I will never forget my first encounter with a patient in a nursing home during my first rotation in clinicals. My patient used to be a lit professor and had suffered a number of strokes. She was non-verbal. She had limited use of her hands and became so frustrated with the cumbersome spelling out of words using a pointer and a sheet of the alphabet, that she would throw it across the room and just cry. She was labeled as a "difficult patient" by the staff. That just broke my heart. Here is this brilliant woman who taught countless students and she could not even hold a pointer long enough to spell out what she wanted. I went out that afternoon and found a magnet board and some magnetized words. I brought that to her the next day to see if that helped her communicate more easily. She took the words "thank you" and held it up for me to see. She put her hand on my face and had tears in her eyes. I will never forget that.

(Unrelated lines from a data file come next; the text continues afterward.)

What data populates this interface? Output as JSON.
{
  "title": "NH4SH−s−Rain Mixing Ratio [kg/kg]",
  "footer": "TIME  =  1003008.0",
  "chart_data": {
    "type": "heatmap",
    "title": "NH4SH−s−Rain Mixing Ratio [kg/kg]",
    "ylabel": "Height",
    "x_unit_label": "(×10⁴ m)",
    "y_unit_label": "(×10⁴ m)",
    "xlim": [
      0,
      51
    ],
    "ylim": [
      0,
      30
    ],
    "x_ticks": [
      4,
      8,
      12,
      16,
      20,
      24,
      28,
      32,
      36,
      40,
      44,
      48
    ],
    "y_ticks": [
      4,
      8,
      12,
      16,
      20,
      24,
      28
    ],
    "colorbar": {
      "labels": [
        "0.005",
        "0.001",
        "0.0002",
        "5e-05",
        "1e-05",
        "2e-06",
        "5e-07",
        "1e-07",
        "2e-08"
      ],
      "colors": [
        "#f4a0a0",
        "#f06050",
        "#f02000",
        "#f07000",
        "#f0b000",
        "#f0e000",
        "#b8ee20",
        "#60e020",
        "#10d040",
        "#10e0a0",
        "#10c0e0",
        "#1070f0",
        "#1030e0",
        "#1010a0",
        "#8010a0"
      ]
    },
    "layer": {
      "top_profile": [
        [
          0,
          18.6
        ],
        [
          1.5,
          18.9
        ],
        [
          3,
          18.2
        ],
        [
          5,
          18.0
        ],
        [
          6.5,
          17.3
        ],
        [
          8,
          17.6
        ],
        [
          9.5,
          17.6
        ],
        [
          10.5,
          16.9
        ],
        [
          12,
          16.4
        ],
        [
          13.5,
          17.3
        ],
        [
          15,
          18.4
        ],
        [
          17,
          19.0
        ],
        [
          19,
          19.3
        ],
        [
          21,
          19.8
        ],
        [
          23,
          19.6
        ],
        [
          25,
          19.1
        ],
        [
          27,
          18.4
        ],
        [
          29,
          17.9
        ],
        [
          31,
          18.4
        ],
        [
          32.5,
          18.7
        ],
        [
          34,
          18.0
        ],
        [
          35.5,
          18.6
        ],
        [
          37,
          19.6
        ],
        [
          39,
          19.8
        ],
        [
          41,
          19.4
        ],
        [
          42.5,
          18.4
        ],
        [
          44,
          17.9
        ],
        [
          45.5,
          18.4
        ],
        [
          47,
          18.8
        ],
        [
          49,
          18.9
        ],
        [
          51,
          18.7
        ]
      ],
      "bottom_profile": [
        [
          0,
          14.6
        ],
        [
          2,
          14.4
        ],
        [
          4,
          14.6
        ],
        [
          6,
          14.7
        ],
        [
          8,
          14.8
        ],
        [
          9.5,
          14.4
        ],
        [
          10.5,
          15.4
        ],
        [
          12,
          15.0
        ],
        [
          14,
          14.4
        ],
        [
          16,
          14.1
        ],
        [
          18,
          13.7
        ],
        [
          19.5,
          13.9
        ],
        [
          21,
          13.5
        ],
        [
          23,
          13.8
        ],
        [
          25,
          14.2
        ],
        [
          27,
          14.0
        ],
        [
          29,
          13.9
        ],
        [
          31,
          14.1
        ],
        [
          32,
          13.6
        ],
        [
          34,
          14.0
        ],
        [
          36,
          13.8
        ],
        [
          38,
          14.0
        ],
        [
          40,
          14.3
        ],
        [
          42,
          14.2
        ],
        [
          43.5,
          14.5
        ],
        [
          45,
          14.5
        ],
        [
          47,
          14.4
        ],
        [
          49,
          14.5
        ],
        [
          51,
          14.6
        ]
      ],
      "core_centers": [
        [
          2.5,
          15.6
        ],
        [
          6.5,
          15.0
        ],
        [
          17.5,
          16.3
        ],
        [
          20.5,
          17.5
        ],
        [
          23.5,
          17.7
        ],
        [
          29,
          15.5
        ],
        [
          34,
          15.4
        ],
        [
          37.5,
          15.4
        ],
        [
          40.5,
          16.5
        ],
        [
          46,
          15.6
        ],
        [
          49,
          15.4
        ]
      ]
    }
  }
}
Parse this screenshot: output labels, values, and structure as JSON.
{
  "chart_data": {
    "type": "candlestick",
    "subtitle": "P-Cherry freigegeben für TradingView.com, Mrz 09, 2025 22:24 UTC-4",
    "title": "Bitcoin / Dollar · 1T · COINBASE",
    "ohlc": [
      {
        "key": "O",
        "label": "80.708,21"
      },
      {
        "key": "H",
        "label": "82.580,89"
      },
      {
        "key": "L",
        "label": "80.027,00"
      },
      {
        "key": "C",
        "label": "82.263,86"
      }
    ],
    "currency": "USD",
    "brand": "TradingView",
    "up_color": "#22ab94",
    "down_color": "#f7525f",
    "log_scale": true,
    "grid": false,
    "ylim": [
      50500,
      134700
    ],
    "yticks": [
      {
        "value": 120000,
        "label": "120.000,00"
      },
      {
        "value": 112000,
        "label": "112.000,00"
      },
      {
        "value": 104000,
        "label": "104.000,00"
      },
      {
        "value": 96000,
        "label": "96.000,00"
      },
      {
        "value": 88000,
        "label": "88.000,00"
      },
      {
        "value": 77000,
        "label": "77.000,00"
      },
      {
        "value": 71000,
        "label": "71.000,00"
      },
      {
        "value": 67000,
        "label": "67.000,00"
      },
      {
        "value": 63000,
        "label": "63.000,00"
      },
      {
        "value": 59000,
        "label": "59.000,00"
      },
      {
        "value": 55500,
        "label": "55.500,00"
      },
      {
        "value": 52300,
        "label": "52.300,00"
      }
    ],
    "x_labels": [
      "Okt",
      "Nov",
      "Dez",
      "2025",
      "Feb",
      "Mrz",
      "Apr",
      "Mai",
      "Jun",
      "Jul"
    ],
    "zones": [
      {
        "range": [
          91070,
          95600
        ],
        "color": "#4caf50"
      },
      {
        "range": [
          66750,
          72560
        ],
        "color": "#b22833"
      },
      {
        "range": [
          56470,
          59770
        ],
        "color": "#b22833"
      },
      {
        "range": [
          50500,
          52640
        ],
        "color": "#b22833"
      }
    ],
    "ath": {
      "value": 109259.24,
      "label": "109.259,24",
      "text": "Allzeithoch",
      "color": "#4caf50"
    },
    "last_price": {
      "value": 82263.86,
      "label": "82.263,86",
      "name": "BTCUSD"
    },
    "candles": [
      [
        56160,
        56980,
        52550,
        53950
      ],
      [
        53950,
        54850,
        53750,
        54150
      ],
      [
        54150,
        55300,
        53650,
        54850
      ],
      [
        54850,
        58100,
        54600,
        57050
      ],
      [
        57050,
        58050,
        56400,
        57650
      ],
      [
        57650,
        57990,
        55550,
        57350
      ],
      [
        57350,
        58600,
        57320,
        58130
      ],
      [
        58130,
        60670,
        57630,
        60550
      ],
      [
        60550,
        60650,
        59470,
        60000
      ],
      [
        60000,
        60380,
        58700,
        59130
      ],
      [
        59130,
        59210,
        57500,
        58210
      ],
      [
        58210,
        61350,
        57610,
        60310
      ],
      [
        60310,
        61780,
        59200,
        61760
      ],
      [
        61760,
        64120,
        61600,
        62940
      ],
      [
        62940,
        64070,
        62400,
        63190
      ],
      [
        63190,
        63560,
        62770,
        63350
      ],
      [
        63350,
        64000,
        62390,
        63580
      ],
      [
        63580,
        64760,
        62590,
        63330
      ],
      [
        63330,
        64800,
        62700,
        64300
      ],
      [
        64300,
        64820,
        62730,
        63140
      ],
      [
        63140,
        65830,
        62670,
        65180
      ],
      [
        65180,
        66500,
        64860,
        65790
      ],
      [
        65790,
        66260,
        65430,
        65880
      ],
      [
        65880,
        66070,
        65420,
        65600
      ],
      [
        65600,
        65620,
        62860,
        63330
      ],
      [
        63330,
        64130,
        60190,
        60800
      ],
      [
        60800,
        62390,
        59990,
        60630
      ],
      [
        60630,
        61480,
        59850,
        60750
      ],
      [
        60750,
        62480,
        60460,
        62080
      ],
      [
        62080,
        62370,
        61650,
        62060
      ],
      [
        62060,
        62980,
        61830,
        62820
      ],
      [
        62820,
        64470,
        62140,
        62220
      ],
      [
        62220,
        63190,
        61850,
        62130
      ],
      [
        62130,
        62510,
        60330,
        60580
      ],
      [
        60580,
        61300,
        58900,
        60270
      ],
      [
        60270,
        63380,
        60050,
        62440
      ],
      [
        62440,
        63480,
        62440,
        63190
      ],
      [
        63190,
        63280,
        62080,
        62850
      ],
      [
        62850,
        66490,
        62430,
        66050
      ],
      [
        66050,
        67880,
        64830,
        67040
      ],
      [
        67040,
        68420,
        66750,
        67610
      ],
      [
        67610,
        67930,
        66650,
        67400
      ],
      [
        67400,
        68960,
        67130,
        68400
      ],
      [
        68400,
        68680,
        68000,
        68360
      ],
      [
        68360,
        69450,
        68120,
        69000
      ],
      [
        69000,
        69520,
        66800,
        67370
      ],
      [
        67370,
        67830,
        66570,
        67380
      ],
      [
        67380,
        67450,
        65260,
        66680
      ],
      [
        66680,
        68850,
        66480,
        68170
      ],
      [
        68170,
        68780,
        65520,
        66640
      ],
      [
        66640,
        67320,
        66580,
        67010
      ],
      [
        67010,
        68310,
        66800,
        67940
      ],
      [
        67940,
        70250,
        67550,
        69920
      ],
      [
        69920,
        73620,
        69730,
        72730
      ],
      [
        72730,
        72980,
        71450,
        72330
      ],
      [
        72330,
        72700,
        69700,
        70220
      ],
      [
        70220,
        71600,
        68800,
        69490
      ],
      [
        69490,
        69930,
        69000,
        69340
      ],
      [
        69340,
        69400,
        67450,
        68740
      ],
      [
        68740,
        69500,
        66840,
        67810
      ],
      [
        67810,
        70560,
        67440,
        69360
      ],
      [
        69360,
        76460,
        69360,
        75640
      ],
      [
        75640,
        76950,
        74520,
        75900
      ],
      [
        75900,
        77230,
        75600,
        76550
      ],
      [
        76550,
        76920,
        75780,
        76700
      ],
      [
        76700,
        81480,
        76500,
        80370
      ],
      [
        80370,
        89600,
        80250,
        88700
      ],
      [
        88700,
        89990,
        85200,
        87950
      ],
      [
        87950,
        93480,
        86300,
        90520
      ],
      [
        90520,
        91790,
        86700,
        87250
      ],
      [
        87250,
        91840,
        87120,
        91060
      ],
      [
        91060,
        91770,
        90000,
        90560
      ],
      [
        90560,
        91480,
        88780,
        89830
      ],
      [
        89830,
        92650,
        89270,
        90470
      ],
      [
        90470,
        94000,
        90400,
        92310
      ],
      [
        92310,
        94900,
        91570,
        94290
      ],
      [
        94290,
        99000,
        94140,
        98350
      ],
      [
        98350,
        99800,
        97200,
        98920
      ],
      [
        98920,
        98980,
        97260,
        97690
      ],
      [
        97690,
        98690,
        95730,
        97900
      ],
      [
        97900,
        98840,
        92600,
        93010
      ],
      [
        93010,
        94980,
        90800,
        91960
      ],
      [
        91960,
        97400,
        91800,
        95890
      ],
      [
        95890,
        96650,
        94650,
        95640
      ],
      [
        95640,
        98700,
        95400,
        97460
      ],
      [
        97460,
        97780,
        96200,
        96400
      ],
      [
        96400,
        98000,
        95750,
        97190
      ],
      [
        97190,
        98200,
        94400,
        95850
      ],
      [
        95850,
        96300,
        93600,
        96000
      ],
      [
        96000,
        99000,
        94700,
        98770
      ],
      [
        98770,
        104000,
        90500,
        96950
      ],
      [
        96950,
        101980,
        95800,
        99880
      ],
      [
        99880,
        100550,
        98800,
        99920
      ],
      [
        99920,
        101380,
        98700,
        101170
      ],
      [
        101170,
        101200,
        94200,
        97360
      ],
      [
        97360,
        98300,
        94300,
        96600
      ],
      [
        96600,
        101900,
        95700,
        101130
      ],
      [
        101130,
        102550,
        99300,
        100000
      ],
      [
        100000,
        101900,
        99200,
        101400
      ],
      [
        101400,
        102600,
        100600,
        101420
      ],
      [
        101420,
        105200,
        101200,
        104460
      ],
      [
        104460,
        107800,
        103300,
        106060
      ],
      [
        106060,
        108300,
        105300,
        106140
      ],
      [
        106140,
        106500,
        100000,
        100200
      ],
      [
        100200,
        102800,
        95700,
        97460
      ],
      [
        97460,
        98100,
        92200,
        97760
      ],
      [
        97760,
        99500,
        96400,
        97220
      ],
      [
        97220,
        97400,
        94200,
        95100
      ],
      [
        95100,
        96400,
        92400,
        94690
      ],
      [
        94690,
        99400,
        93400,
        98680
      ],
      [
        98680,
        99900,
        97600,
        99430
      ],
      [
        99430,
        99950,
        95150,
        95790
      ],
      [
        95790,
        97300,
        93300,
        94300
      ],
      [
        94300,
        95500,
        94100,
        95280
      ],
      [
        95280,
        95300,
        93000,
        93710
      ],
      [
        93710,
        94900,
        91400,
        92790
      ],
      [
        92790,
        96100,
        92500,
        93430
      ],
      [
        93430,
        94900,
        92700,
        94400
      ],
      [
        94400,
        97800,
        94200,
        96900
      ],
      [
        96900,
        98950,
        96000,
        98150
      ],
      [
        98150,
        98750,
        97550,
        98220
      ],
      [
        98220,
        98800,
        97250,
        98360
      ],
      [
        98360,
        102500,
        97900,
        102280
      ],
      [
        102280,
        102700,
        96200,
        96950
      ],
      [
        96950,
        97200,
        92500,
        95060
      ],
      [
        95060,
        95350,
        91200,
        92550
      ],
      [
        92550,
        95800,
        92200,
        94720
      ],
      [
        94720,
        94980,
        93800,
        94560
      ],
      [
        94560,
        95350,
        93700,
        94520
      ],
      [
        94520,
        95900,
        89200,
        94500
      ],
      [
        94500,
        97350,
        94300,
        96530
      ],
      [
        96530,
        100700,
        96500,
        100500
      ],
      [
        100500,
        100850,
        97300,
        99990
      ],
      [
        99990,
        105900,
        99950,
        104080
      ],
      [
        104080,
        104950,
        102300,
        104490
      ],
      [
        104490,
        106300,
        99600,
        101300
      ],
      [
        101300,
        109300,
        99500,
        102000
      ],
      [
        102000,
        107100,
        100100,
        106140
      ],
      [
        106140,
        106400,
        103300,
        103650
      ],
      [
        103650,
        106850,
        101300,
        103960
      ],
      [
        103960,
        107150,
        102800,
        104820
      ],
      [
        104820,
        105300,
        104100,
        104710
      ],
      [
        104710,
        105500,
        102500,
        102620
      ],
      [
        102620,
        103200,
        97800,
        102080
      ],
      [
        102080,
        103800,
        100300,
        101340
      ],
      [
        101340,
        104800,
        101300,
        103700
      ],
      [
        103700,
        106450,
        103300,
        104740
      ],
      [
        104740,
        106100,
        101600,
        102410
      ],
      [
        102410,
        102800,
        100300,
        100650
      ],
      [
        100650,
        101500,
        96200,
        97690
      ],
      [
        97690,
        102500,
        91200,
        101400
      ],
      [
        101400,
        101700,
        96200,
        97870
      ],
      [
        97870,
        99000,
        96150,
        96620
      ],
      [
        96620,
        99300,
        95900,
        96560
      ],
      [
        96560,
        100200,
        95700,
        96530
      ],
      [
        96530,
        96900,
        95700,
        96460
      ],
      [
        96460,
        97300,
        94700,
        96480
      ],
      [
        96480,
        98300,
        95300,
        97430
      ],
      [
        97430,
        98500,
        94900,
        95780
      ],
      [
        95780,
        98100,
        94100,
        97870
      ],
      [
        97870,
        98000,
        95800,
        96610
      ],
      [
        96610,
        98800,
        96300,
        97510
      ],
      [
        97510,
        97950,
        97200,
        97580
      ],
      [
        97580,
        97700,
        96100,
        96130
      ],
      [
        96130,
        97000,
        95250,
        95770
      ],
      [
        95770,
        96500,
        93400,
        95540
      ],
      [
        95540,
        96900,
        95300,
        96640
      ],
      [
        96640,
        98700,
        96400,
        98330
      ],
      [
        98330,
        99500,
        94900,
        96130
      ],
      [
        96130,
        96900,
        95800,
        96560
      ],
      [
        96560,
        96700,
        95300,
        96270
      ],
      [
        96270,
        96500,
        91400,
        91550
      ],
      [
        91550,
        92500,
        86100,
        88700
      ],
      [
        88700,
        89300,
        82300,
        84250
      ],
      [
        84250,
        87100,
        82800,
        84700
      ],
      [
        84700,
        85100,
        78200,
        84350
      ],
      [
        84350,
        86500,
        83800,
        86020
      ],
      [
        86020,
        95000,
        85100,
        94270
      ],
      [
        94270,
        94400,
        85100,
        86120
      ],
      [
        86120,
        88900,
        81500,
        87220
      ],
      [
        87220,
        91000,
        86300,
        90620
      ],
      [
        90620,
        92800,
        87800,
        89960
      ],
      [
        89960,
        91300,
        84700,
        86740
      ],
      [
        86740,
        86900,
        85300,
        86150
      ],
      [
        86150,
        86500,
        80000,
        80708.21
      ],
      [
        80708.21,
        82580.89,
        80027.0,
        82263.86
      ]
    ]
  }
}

You seem to have so much enthusiasm about nursing, and that is a wonderful start for you. Keep that "incurable optimism" healthy through the next couple of years and you will make a stellar nurse, my friend!

imintrouble, BSN, RN

Specializes in LTC Rehab Med/Surg. Has 16 years experience. 2,406 Posts

Reading your post made me smile. Good luck when you get to clinicals.



128 Posts

One bit of advice is that patients will appreciate you as a student nurse. They love the extra bit of attention the students give them. Enjoy it!

Mutt's Wife, RN

Mutt's Wife, RN

14 Posts

Remember, each of us had a first day at clinical and lived to tell about it, and it's okay to not have had any experience. I'll never forget my first day; I was so worked up and it only turned out to be looking through charts and getting a tour of the facility. If your nursing school is like mine, they will ease you into it. Don't be too hard on yourself like I was. None of us got into nursing already knowing everything. ;) Let us know how it goes!